While these reports are insufficient to establish entitlement, the fact that they contain deficiencies preventing appellant from discharging her burden does not mean that they may be completely disregarded by the Office. It merely means that their probative value is diminished. As both Dr. Heckler and Dr. Scolnick indicated that appellant could not work due to her employment-related condition, these opinions are sufficient to require further development of the record.[8] It is well established that proceedings under the Act[9] are not adversarial in nature,[10] and while the claimant has the burden to establish entitlement to compensation, the Office shares responsibility in the development of the evidence.[11] The Board further notes that, in its February 2, 1994 decision, the Office questioned whether appellant was exposed to fumes at the employing establishment on September 14, 1993. The record, however, does not indicate that the Office asked the employing establishment for information regarding this alleged exposure. On remand the Office should refer appellant to an appropriate Board-certified specialist for a rationalized medical opinion on the issue of whether her accepted conditions were aggravated or exacerbated to the point that she could not work for the periods in question. After such development of the case record as the Office deems necessary, a de novo decision shall be issued.
The decision of the Office of Workers’ Compensation Programs dated March 6, 1996 is hereby set aside and the case is remanded to the Office for proceedings consistent with this opinion.
Dated, Washington, D.C.
April 21, 1999
Michael J. Walsh
Chairman
Willie T.C. Thomas
Alternate Member
Michael E. Groom
Alternate Member
[1] The record indicates that in April 1991 appellant’s workplace was sprayed with the insecticide Dursban.

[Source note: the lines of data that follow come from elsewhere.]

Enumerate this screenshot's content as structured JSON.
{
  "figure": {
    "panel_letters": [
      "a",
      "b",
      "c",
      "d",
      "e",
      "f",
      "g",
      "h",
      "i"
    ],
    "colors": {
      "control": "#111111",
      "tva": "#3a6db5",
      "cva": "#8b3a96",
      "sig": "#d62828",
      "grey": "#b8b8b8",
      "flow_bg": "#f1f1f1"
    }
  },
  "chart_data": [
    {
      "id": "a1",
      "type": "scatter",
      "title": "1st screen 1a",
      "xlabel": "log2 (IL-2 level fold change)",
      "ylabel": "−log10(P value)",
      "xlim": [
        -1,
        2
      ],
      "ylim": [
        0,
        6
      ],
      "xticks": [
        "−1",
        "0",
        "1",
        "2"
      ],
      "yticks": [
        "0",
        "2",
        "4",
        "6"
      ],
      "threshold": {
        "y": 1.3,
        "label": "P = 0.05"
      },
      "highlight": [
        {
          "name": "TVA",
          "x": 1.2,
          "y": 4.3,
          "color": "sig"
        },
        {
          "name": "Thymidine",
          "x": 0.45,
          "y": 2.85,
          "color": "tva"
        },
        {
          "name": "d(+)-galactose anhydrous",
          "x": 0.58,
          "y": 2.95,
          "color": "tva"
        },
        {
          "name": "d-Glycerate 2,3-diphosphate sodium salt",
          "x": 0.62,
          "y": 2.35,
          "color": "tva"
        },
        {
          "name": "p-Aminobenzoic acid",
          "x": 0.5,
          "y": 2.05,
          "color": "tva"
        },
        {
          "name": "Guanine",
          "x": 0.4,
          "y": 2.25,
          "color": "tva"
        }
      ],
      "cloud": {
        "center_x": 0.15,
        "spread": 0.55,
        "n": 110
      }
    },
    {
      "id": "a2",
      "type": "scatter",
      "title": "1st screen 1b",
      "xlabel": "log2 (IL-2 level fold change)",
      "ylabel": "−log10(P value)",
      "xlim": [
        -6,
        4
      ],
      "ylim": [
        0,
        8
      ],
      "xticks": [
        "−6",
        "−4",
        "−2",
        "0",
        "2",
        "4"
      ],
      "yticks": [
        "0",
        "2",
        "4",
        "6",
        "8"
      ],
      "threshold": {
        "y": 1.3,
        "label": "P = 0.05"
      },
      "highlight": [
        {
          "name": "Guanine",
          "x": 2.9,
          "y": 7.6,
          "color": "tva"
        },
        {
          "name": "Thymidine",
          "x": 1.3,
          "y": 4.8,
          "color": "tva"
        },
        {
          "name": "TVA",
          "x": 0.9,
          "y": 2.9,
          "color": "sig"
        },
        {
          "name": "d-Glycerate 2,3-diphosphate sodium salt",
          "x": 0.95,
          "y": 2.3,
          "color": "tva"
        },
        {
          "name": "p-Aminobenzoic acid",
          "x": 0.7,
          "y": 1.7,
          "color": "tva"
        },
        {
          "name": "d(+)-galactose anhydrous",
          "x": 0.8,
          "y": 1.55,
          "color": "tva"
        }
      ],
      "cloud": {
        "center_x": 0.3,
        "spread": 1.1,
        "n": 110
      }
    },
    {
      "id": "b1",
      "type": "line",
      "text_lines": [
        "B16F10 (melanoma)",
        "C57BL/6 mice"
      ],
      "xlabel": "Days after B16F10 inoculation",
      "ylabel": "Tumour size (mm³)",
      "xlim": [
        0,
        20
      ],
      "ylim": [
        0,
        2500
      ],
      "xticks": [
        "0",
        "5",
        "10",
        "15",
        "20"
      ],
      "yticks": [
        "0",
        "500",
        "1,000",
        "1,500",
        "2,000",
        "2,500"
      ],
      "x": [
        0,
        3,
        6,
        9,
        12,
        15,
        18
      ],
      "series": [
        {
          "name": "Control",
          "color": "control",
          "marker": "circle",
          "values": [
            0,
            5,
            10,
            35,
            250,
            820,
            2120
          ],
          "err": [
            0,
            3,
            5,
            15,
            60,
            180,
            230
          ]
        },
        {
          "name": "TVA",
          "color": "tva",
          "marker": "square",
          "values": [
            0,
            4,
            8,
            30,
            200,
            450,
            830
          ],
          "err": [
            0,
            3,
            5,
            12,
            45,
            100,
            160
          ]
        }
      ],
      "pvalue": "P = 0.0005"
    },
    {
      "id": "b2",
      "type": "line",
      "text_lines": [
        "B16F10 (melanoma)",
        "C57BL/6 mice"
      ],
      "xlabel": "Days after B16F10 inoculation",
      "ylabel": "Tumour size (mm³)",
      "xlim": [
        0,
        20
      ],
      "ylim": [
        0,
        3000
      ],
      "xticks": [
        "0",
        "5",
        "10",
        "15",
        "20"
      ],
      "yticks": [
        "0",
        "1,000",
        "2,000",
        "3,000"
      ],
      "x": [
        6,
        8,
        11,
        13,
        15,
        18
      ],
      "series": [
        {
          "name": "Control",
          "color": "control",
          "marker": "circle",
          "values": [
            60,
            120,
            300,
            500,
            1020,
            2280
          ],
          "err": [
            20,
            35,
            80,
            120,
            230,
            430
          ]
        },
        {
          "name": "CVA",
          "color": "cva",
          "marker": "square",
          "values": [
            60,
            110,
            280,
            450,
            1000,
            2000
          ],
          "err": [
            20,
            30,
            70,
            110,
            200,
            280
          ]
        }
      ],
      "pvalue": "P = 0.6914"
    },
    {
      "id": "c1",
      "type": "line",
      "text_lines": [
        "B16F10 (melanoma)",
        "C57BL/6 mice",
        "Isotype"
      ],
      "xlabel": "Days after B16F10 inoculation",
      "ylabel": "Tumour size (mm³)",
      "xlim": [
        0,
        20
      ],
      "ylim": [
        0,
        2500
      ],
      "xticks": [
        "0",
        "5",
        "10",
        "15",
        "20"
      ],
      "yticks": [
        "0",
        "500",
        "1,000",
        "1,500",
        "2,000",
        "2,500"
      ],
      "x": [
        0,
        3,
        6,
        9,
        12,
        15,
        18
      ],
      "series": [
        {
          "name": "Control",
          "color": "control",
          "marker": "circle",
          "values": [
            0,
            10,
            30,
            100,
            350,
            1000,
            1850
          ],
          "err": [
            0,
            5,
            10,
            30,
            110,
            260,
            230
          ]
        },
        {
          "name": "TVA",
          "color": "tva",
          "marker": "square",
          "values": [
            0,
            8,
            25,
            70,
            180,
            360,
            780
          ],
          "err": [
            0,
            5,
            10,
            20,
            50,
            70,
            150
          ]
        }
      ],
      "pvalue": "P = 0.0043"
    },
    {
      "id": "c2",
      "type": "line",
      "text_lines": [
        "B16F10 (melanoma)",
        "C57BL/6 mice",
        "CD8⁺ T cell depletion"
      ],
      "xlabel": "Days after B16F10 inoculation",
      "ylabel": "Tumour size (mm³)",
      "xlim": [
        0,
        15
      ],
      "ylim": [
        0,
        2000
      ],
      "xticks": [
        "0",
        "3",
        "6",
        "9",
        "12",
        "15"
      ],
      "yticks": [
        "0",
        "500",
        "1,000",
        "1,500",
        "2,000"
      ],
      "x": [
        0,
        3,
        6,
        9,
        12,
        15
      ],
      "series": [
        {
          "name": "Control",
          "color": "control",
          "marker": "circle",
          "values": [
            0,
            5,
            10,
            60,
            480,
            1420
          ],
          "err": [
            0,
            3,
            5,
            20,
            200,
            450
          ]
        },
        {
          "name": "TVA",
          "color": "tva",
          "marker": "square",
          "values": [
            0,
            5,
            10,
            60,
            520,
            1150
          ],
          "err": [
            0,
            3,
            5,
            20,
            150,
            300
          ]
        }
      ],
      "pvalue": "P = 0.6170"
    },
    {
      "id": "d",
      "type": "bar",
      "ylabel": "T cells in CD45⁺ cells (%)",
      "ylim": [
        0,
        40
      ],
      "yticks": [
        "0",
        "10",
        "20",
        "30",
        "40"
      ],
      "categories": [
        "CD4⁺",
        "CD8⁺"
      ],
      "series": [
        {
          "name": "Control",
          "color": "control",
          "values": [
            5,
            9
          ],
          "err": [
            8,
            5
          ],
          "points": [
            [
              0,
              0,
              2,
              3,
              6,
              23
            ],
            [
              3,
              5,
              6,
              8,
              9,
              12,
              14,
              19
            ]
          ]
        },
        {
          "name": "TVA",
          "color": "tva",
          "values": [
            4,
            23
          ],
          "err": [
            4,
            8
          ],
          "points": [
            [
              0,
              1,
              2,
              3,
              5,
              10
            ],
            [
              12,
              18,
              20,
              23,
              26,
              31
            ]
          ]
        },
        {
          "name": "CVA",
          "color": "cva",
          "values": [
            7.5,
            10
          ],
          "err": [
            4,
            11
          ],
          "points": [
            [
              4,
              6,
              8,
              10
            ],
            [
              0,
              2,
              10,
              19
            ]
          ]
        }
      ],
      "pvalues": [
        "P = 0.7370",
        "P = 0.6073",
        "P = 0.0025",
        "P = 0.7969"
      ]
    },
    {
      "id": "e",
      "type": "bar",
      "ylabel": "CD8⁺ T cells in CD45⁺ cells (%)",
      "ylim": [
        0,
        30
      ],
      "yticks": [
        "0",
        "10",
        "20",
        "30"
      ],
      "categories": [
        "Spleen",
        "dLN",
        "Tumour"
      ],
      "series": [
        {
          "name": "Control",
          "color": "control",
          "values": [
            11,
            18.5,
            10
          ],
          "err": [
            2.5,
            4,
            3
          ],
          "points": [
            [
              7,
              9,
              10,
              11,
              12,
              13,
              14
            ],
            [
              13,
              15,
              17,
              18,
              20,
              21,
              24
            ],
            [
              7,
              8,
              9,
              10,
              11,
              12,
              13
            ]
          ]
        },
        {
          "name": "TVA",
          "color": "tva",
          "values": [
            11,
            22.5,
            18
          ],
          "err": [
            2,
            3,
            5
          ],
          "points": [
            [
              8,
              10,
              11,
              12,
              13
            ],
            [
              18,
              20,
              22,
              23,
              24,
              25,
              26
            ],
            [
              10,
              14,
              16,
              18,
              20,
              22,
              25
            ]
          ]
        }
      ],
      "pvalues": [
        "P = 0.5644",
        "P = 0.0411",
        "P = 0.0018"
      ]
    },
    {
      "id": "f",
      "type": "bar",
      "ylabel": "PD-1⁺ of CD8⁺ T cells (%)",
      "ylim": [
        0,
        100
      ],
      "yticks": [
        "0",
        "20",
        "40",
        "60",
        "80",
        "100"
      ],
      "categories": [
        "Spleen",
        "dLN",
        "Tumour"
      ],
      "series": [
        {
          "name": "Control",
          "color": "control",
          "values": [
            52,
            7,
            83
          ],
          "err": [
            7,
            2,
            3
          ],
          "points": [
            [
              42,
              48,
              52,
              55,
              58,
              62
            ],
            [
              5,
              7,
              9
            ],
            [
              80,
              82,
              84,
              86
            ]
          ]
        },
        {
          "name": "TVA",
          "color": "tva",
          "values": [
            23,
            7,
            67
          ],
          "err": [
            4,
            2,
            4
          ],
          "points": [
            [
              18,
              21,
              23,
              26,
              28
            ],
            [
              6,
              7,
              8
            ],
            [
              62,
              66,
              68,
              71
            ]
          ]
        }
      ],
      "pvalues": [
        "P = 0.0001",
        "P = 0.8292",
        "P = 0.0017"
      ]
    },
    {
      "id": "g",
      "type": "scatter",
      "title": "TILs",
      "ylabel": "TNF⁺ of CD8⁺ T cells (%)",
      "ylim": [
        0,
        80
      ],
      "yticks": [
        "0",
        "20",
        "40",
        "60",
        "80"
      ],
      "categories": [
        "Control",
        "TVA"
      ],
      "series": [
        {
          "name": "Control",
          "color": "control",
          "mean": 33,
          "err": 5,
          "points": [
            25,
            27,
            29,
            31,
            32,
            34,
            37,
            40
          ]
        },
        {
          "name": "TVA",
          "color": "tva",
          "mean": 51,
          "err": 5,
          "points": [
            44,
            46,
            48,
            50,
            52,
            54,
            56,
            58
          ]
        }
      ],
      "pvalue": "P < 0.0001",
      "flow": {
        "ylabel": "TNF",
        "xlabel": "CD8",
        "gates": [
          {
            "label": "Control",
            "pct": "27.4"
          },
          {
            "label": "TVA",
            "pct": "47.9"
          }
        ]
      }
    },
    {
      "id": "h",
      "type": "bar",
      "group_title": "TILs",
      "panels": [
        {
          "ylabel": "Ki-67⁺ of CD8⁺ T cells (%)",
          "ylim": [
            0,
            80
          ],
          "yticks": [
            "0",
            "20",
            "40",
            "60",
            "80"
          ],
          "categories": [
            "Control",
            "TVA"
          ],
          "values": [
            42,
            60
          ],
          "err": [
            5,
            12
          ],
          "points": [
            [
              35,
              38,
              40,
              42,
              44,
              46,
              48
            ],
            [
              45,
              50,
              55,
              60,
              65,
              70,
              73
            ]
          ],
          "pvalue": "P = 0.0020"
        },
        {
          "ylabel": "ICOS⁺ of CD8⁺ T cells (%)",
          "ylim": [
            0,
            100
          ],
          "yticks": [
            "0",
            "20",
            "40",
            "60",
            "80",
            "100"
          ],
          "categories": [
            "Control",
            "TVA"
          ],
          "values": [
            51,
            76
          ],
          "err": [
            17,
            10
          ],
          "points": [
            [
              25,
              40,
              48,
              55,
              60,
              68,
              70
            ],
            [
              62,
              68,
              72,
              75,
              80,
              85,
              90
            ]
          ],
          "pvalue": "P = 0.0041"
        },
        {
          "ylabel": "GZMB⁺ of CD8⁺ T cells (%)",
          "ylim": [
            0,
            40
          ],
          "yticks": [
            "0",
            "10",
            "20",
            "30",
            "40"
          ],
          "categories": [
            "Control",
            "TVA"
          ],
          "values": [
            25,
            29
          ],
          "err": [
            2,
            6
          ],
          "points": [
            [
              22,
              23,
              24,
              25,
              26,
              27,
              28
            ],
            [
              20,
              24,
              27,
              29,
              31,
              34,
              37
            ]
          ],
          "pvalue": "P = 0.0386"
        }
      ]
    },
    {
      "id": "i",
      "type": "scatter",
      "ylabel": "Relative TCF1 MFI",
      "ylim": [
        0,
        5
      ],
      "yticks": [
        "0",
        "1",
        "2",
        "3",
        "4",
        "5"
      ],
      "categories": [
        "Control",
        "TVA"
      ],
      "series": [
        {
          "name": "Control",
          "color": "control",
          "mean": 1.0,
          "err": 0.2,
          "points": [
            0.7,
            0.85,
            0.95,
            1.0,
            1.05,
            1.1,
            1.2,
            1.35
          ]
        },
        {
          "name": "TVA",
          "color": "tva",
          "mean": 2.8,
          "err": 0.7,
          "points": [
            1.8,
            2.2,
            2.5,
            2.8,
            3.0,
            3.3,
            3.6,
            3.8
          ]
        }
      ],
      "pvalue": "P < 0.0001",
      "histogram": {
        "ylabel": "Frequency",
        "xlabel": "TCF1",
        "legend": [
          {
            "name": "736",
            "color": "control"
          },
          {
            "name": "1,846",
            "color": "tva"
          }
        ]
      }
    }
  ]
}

[2] On the claim form, the employing establishment stated that appellant was “removed from the alleged area of exposure to the opposite area of the building to accommodate her needs and was then relocated to another area away from any further exposure.”
[3] The record indicates that on March 9, 1995 appellant filed an application for review with the Board. This appeal was docketed as number 95-1622 and, by order dated September 27, 1995, the case was dismissed following appellant’s request for withdrawal so that she could submit new evidence to the Office.